Fundwise

Creating A Real IPO Market

It’s encouraging to see SEBI punish companies for fraudulent IPOs, which will help bring retail investors to the primary markets…

Last week SEBI punished seven companies for malpractices committed during their IPO process. It also took action against the merchant bankers who had managed the issues. These companies have all had their IPOs in recent months. The malpractices took the shape of diversion of the IPO funds. The theme that runs through all these IPOs that they were substantially fraudulent. The promoters fabricated (or hid) information in the prospectuses and they diverted the funds raised for a variety of purposes.

SEBI has barred these companies from accessing the securities markets again and also barred the merchant bankers from taking further business. Hopefully, the action won’t stop at just this much. If someone has swindled the public then not being allowed to swindle again does not sound like enough punishment. SEBI has said that other aspects of the cases have been handed over to other enforcement agencies. SEBI chairman UK Sinha has also indicated that investigations are being carried out into many more IPOs. From an investor’s perspective, the main problem is that a great deal of relevant information was concealed in these IPOs.
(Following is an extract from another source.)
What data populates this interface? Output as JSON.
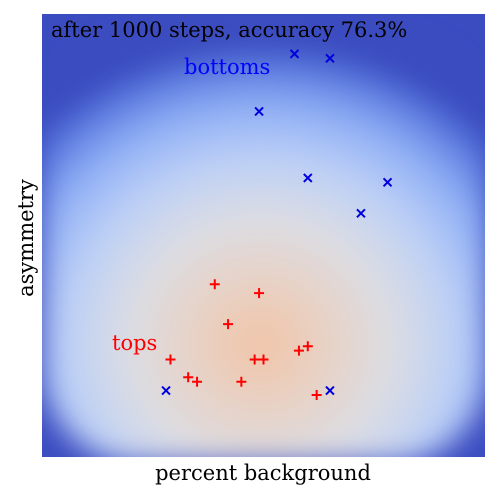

Of course, it is another matter that if that information was not concealed then the IPOs wouldn’t have been feasible at all.

It seems self-evident that such actions will go a long way in protecting investors. However, that actually comes later. To my mind, if SEBI sustains such action and carries it to its logical end, then that will result in no less than the real creation of an IPO market for smaller companies in India. There’s no point hiding from the truth—such a market effectively doesn’t exist in India outside a fairly small set of large and mid-to-large companies.

I know a number of business-owners who are growing their businesses while facing all sorts of funding constraints but are simply unwilling to get into the IPO mess. There are others who have gone public, are running perfectly good businesses with solid growth and profitability but who are suffering because they are unwilling or unable to ‘manage their stock price’. Once an IPO’ing business gets into managing its stock price, then that opens the field for those whose primary (or only) business is to bring in managed IPOs and manage their stock price, which is what this lot which has just been caught by SEBI was doing. As in all financial markets, the bad quickly pushes out the good and at the small end of the primary market, there’s hardly any room left for anyone who actually wants to raise money for business in a straightforward manner.

The very definition of capital markets in any text book is that it’s a mechanism for raising capital that will be invested in businesses. The trading is about price discovery and exits, the primary function is raising fresh capital that will be invested in business. This part is dysfunctional. It’s notable that the government’s large public sector issues, both past and present, are not for investment into the businesses. They are offers for sale and thus basically nothing more than trading.

One can always hear a great deal of lament from all directions about the refusal of the small investor to participate in the primary markets. The likely reason for this is the small investor is now too smart. He can see that at the small end, the IPO market is widely rigged and the information flow is terrible. At the large end, practically every single IPO is priced with a ruthless, take-no-prisoners approach. The retail investors’ absence from the markets is a result of valid reasons and will stay till those reasons are there.

It’s encouraging to see this kind of action being initiated against fraudulent IPOs. I hope this is the beginning of a sustained effort that may eventually result in the creation of a real IPO market.